During the early decades of the 1800s, white immigrants began moving west of the St. Croix River into land held by American Indians. Though their numbers were relatively small at first, they saw the value of the land and its resources. They wanted to move further west, deeper into Indian lands. Influential men, including Alexander Ramsey and Henry Sibley, convinced the U.S. government to negotiate the purchase of land from American Indian groups living in the region. Through this transaction, Ramsey and Sibley also hoped to recoup debts that fur traders claimed various Indian bands owed to them.

By 1850, both the Sisseton and Wahpeton bands of Dakota were in a tough spot. Animals that they had hunted for food and trade were not abundant enough to support their people anymore. Some groups saw selling their land as a way to gain resources they needed to survive. A land cession treaty, with guaranteed annuity payments, could help them through these tough times and, for some Dakota, offered a way to rebuild their communities.

In July 1851, Sibley, Ramsey, and federal commissioner Luke Lea chose Traverse des Sioux as the site for treaty negotiations. It took several weeks for enough representatives of the Sisseton and Wahpeton bands to arrive. Once they had arrived, however, it did not take long to come to an agreement. The Dakota were in a very weak bargaining position because they believed that if they did not sell their land, the United States would take it. Negotiations took several days, and some Dakota chiefs initially resisted the demands made by the commissioners because they asked for so much. Ultimately however, the chiefs gave in.

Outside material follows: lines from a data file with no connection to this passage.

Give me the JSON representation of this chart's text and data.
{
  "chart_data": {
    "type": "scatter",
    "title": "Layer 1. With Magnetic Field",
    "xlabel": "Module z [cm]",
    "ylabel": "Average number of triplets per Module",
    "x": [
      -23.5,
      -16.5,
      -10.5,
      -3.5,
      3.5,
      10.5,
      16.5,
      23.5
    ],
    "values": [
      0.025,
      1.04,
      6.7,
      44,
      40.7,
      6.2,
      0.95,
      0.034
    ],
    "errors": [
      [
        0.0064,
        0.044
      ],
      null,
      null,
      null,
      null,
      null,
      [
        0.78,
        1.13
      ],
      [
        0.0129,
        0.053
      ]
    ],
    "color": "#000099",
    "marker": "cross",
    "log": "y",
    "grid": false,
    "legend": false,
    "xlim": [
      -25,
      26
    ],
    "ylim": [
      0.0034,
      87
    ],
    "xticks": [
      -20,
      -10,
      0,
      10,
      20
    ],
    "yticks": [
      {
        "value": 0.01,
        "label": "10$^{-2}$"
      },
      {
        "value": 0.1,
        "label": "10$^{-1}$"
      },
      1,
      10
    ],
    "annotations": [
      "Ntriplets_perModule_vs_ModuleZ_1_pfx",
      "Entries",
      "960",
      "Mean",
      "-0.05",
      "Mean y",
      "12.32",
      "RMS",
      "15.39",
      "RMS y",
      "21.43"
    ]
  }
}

On July 23, the Dakota signed the treaty with the government commissioners. The Treaty had three primary results. First, it ceded much of the southern and western portion of Minnesota to the U.S. for about seven and a half cents an acre. Second, it provided for a reservation of ten miles on each side of the Minnesota River. Finally, the treaty arranged for payment to the Sisseton and Wahpeton bands for the land they had ceded. They were to receive a portion of the money immediately. Some funds were set aside for the construction of schools and other services. The rest was to be placed in an account managed by the federal government. From that account, the bands were to receive an annual interest payment in both cash and goods.

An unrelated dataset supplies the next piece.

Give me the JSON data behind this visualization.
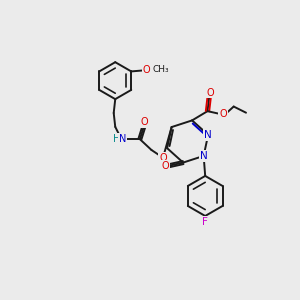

After the chiefs had signed two copies of the treaty, they were directed to a third piece of paper held by Joseph R. Brown, a prominent fur trader. All but two of them also signed this agreement. The paper, known as the Traders' Paper, directed the government to pay off various debts claimed by white and mixed-race fur traders using the money owed to the bands from the treaty. This repayment method was common at the time, and the chiefs, given the chance, would perhaps have agreed to it. However, the deceptive methods that Brown and other traders used to get the chiefs to sign angered the Dakota. No one read the paper aloud or translated it for the chiefs, many of whom believed it to be another copy of the treaty. Many Dakota felt cheated by this process, and they added this incident to a growing list of reasons to distrust the federal government.

Following this treaty, Sibley, Ramsey, and Lea negotiated a similar treaty at Mendota with other Dakota bands, which was signed on August 5. In the decade after the signing of these treaties, over 100,000 white immigrants would move to Minnesota to live on the land that the Indians had ceded.